There have also been reports in recent years of the IRGC’s efforts to send non-Iranian children to the battlefields of the Syrian Civil War. In 2018, Human Rights Watch accused the Iranian Revolutionary Guard Corps of sending Afghan refugee children as soldiers to the Syrian war. The report said these Afghan children, sometimes as young as 14 years old, were deployed as part of the Fatemiyoun Brigade — which is comprised mostly of Afghan Shias who have often been told they will be given residency permits in exchange for “protecting Shia shrines” — to fight alongside Iranian forces in Syria.
There is no evidence that Iranian children have been recruited to fight in Syria, but during domestic unrest, some younger Basij forces armed with light military equipment have appeared on the streets of various cities — a worrying phenomenon. In addition to the obvious dangers these children are being subjected to because they are being put into war zones, the long-term impact of these experiences pose a significant risk to their mental health, and jeopardize their ability to re-integrate into society, particularly those who experience military life before they have even reached puberty. But, as with older students, children can easily be seduced into military recruiting centers by a range of misleading promises.

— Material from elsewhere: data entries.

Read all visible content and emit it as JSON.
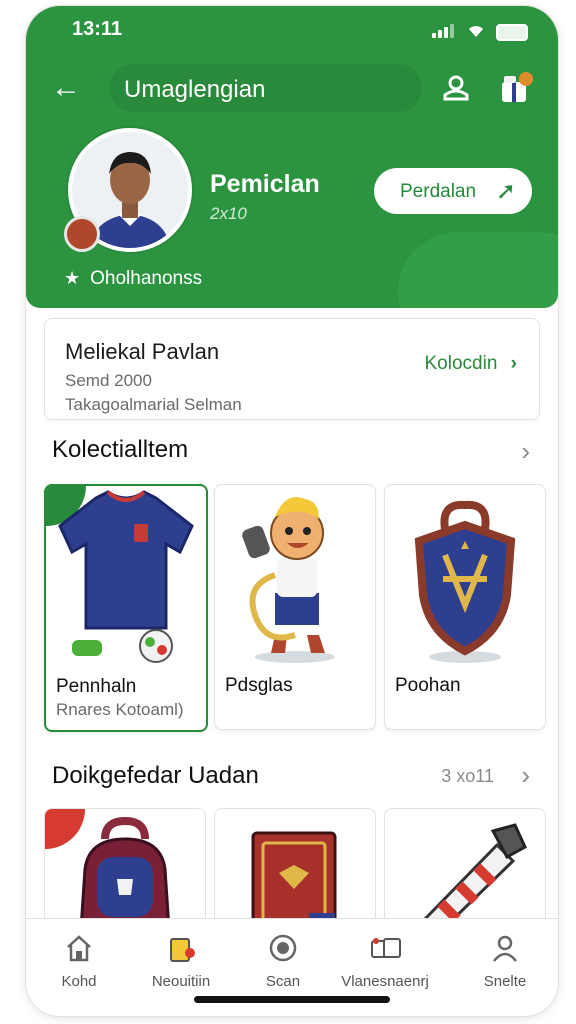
{
  "status": {
    "time": "13:11"
  },
  "header": {
    "title": "Umaglengian",
    "profile_name": "Pemiclan",
    "profile_sub": "2x10",
    "profile_button": "Perdalan",
    "stat_text": "Oholhanonss"
  },
  "summary": {
    "title": "Meliekal Pavlan",
    "line1": "Semd 2000",
    "line2": "Takagoalmarial Selman",
    "link": "Kolocdin"
  },
  "collection": {
    "title": "Kolectialltem",
    "items": [
      {
        "label": "Pennhaln",
        "sub": "Rnares Kotoaml)"
      },
      {
        "label": "Pdsglas",
        "sub": ""
      },
      {
        "label": "Poohan",
        "sub": ""
      }
    ]
  },
  "section2": {
    "title": "Doikgefedar Uadan",
    "count": "3 xo11"
  },
  "bottom_nav": [
    {
      "label": "Kohd",
      "icon": "home-icon"
    },
    {
      "label": "Neouitiin",
      "icon": "notebook-icon"
    },
    {
      "label": "Scan",
      "icon": "scan-icon"
    },
    {
      "label": "Vlanesnaenrj",
      "icon": "cards-icon"
    },
    {
      "label": "Snelte",
      "icon": "profile-icon"
    }
  ],
  "colors": {
    "brand_green": "#2c9440",
    "accent_red": "#d63b32",
    "navy": "#2f3f8f"
  }
}
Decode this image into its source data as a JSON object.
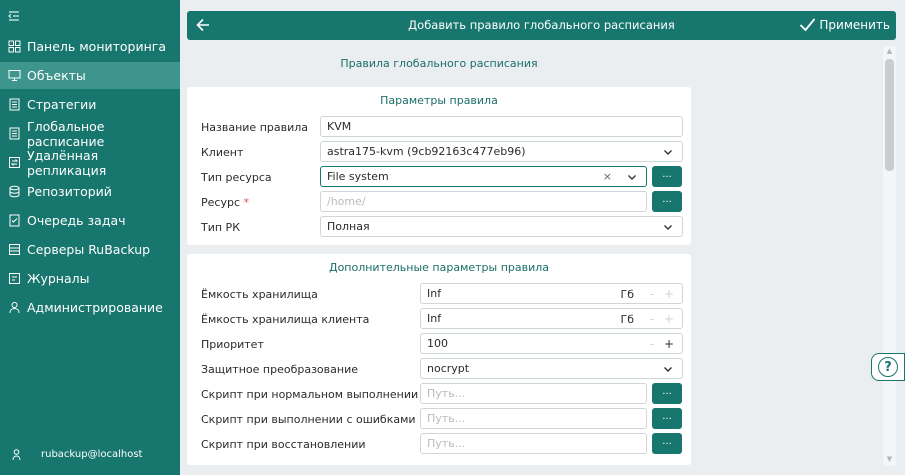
{
  "colors": {
    "brand": "#17766e",
    "sidebar_active": "#3e958d",
    "required": "#d9534f"
  },
  "sidebar": {
    "collapse_icon": "collapse-icon",
    "items": [
      {
        "label": "Панель мониторинга",
        "icon": "dashboard-icon"
      },
      {
        "label": "Объекты",
        "icon": "monitor-icon",
        "active": true
      },
      {
        "label": "Стратегии",
        "icon": "strategy-icon"
      },
      {
        "label": "Глобальное расписание",
        "icon": "schedule-icon"
      },
      {
        "label": "Удалённая репликация",
        "icon": "replication-icon"
      },
      {
        "label": "Репозиторий",
        "icon": "database-icon"
      },
      {
        "label": "Очередь задач",
        "icon": "task-queue-icon"
      },
      {
        "label": "Серверы RuBackup",
        "icon": "server-icon"
      },
      {
        "label": "Журналы",
        "icon": "journal-icon"
      },
      {
        "label": "Администрирование",
        "icon": "admin-icon"
      }
    ],
    "user": "rubackup@localhost"
  },
  "header": {
    "title": "Добавить правило глобального расписания",
    "apply_label": "Применить"
  },
  "page": {
    "section_title": "Правила глобального расписания"
  },
  "rule_params": {
    "title": "Параметры правила",
    "name_label": "Название правила",
    "name_value": "KVM",
    "client_label": "Клиент",
    "client_value": "astra175-kvm (9cb92163c477eb96)",
    "resource_type_label": "Тип ресурса",
    "resource_type_value": "File system",
    "resource_label": "Ресурс",
    "resource_required": "*",
    "resource_placeholder": "/home/",
    "backup_type_label": "Тип РК",
    "backup_type_value": "Полная",
    "dots": "..."
  },
  "extra_params": {
    "title": "Дополнительные параметры правила",
    "storage_label": "Ёмкость хранилища",
    "storage_value": "Inf",
    "storage_unit": "Гб",
    "client_storage_label": "Ёмкость хранилища клиента",
    "client_storage_value": "Inf",
    "client_storage_unit": "Гб",
    "priority_label": "Приоритет",
    "priority_value": "100",
    "protection_label": "Защитное преобразование",
    "protection_value": "nocrypt",
    "script_normal_label": "Скрипт при нормальном выполнении",
    "script_error_label": "Скрипт при выполнении с ошибками",
    "script_restore_label": "Скрипт при восстановлении",
    "path_placeholder": "Путь...",
    "minus": "-",
    "plus": "+"
  },
  "help": {
    "label": "?"
  }
}
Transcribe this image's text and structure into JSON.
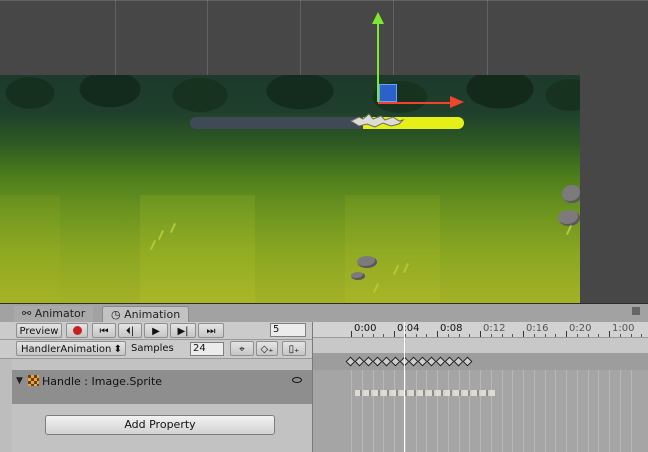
{
  "tabs": [
    {
      "label": "Animator",
      "icon": "animator-icon"
    },
    {
      "label": "Animation",
      "icon": "clock-icon",
      "active": true
    }
  ],
  "toolbar": {
    "preview_label": "Preview",
    "record_icon": "record-icon",
    "first_key_icon": "⏮",
    "prev_key_icon": "⏴|",
    "play_icon": "▶",
    "next_key_icon": "▶|",
    "last_key_icon": "⏭",
    "current_frame": "5"
  },
  "clip": {
    "name": "HandlerAnimation",
    "samples_label": "Samples",
    "samples_value": "24"
  },
  "properties": [
    {
      "label": "Handle : Image.Sprite"
    }
  ],
  "add_property_label": "Add Property",
  "timeline": {
    "ticks": [
      "0:00",
      "0:04",
      "0:08",
      "0:12",
      "0:16",
      "0:20",
      "1:00"
    ],
    "keyframe_count": 14
  },
  "scene": {
    "progress": 0.37,
    "accent_color": "#e6ef18",
    "track_color": "#3f4a55"
  }
}
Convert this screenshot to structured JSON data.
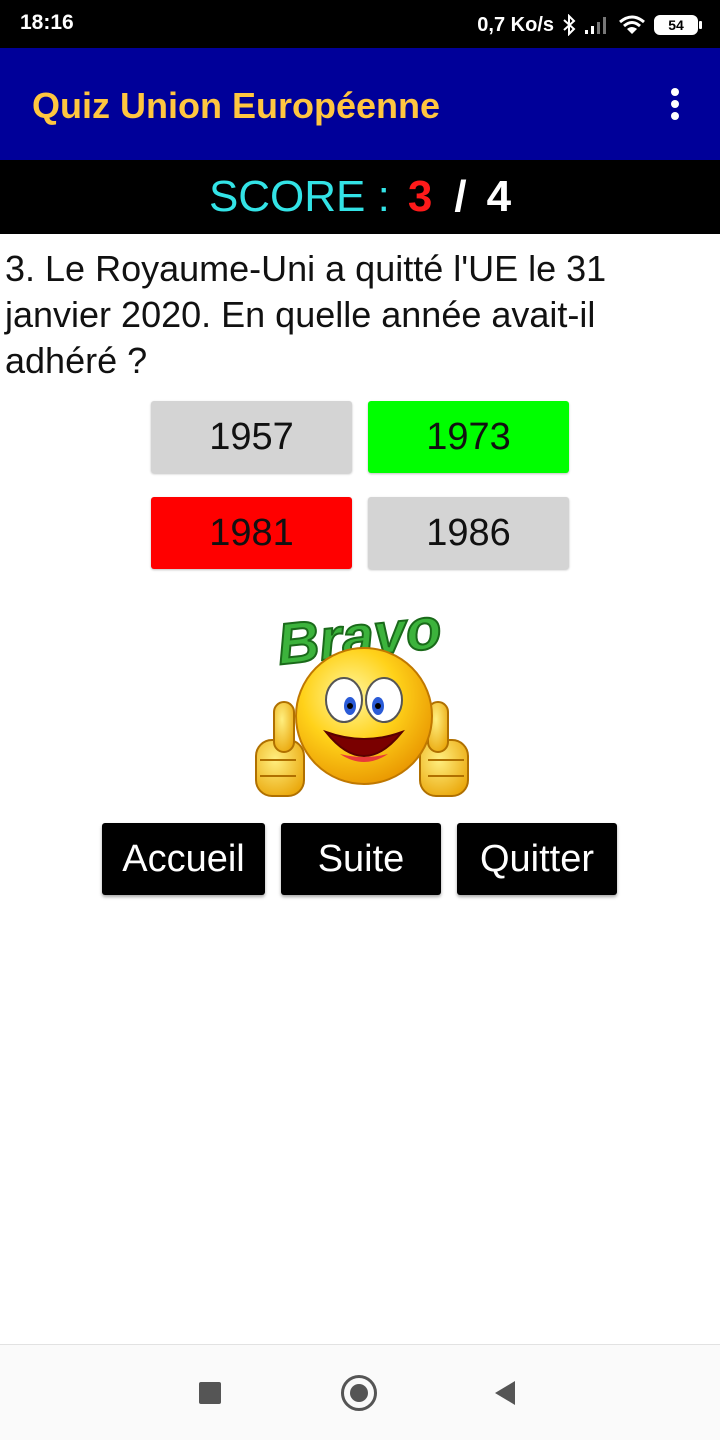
{
  "status_bar": {
    "time": "18:16",
    "network_speed": "0,7 Ko/s",
    "battery": "54",
    "icons": [
      "bluetooth-icon",
      "signal-icon",
      "wifi-icon",
      "battery-icon"
    ]
  },
  "app_bar": {
    "title": "Quiz Union Européenne",
    "menu_icon": "more-vert-icon"
  },
  "score": {
    "label": "SCORE :",
    "value": "3",
    "separator": "/",
    "total": "4"
  },
  "question": {
    "text": "3. Le Royaume-Uni a quitté l'UE le 31 janvier 2020. En quelle année avait-il adhéré ?"
  },
  "answers": [
    {
      "label": "1957",
      "state": "neutral",
      "color": "#d4d4d4"
    },
    {
      "label": "1973",
      "state": "correct",
      "color": "#00ff00"
    },
    {
      "label": "1981",
      "state": "wrong",
      "color": "#ff0000"
    },
    {
      "label": "1986",
      "state": "neutral",
      "color": "#d4d4d4"
    }
  ],
  "feedback_image": {
    "text": "Bravo",
    "icon": "smiley-thumbs-up-icon"
  },
  "buttons": {
    "home": "Accueil",
    "next": "Suite",
    "quit": "Quitter"
  },
  "colors": {
    "app_bar": "#000099",
    "title": "#ffc640",
    "score_label": "#33e3e6",
    "score_value": "#ff1a1a"
  },
  "system_nav": {
    "icons": [
      "recent-apps-icon",
      "home-icon",
      "back-icon"
    ]
  }
}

For years, the IRGC has been “investing” in children. There are no official statistics regarding the number of Students’ Basij bases or the number of members who are underage. But journalists and activists have presented various pieces of evidence that outline the extent of the activities of the Basij organization. In one recent example, in November 2019, an army official in Khuzestan reported that there were 3,700 active Basij resistance bases in the province. At the same time, official statistics put the total number of secondary schools in Khuzestan province at less than 3000 schools. It would appear that, at least in some places in Iran, it is easier for children between 12 and 18 to join a Basij unit than it is to access their right to education.